The AKMSU (АКМСУ) (Note: Attributed full name: Автомат Калашникова Mодернизированный Складной Укороченный) is the name attributed to a compact carbine derived from the Soviet AKM, chambered in 7.62×39mm. The carbine was commonly thought to be a Soviet prototype weapon, but evidence suggests that the carbine was not actually of Soviet origin, and was instead a custom-made weapon misattributed as a Soviet weapon.

== Origins ==
The carbine that would later be attributed with the name AKMSU was first received by the British Ministry of Defense Pattern Room collection in June 1986. The Pattern Room closed in September 2005, and their entire collection was gifted to the Royal Armouries in Leeds, England, where the AKMSU resides to this day.

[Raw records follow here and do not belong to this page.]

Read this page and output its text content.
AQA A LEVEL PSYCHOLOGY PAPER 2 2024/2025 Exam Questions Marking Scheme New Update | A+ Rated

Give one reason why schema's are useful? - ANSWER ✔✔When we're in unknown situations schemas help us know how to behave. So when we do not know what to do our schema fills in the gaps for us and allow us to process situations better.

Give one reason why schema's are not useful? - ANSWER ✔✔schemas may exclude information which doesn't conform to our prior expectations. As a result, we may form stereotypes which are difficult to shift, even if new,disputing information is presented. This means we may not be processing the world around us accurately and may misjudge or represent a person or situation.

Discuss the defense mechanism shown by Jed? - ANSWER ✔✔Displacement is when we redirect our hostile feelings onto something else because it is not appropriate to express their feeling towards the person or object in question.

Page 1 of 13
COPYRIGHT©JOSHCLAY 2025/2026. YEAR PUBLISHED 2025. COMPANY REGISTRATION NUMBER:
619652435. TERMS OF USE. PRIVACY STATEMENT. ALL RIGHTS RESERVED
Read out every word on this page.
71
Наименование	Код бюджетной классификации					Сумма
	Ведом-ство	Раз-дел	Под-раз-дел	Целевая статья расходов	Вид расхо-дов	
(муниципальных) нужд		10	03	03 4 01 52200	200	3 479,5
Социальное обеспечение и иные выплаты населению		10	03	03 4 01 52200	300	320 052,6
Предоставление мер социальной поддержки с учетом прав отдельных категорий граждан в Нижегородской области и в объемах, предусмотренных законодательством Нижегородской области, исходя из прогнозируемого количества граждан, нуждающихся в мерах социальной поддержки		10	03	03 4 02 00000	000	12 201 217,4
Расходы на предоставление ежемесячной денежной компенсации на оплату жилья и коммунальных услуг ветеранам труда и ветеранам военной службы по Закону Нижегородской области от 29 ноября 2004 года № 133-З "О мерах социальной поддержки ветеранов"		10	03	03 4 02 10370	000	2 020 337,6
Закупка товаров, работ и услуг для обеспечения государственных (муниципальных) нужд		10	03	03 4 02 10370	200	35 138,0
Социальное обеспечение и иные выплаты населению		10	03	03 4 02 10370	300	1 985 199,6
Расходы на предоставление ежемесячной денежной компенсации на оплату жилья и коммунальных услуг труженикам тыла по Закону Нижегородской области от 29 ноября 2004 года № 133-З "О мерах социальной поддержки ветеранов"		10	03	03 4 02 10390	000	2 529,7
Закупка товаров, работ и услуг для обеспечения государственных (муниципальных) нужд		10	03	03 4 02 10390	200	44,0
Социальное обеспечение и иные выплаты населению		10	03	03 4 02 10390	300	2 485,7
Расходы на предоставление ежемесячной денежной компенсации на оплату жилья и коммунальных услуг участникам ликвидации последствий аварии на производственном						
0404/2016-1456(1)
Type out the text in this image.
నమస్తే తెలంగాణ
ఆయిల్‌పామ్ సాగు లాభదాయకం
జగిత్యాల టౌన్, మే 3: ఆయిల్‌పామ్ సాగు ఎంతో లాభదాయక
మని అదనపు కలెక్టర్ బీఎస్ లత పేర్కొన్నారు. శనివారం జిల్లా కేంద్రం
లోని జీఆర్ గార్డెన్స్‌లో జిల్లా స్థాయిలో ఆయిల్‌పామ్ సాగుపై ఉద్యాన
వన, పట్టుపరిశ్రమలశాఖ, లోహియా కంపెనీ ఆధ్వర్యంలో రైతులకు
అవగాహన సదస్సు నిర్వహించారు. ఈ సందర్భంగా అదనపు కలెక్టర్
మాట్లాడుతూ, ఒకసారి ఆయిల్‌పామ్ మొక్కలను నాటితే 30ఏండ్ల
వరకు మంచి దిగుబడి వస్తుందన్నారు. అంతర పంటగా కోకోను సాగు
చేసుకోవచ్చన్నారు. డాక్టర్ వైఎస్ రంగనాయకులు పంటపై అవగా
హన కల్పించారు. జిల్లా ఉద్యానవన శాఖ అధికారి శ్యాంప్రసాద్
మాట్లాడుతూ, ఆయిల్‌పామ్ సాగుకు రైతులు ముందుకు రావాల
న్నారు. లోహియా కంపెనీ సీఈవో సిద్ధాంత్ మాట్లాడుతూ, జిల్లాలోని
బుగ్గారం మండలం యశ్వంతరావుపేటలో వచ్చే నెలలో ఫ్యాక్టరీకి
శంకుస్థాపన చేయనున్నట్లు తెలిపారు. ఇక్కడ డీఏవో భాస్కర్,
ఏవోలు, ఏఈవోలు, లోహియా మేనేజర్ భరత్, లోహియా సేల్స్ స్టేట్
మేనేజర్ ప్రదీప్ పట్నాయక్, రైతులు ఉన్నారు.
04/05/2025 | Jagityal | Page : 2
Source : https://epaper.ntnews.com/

Following the Pattern Room's reception of the carbine, the carbine would be documented in several English and Russian publications, and the name AKMSU was later attached to the weapon. Alongside the name, the weapon was also attributed with history that describe it as a Soviet prototype weapon, made in either 1959 or 1975. Despite the description of these sources, no Russian armory documentation exists for the weapon, strongly suggesting that AKMSU was not a Soviet weapon.

The true origin of the AKMSU is uncertain, though it has been suspected to be a one-off "Khyber Pass Copy" from Pakistan's Khyber Pass region, an area known for diverse and unique weapon production in small shops.

== Design ==

The AKMSU is composed of a Chinese manufactured Type 56-1 receiver combined with a 1977 dated AKM trunnion. Its other custom parts include a muzzle brake, which is required for the correct functioning of the rifle and contains an expansion chamber to correctly cycle the rifle. The muzzle brake has many grooves machined into it for increased heat dispersion. It also has a custom hand guard.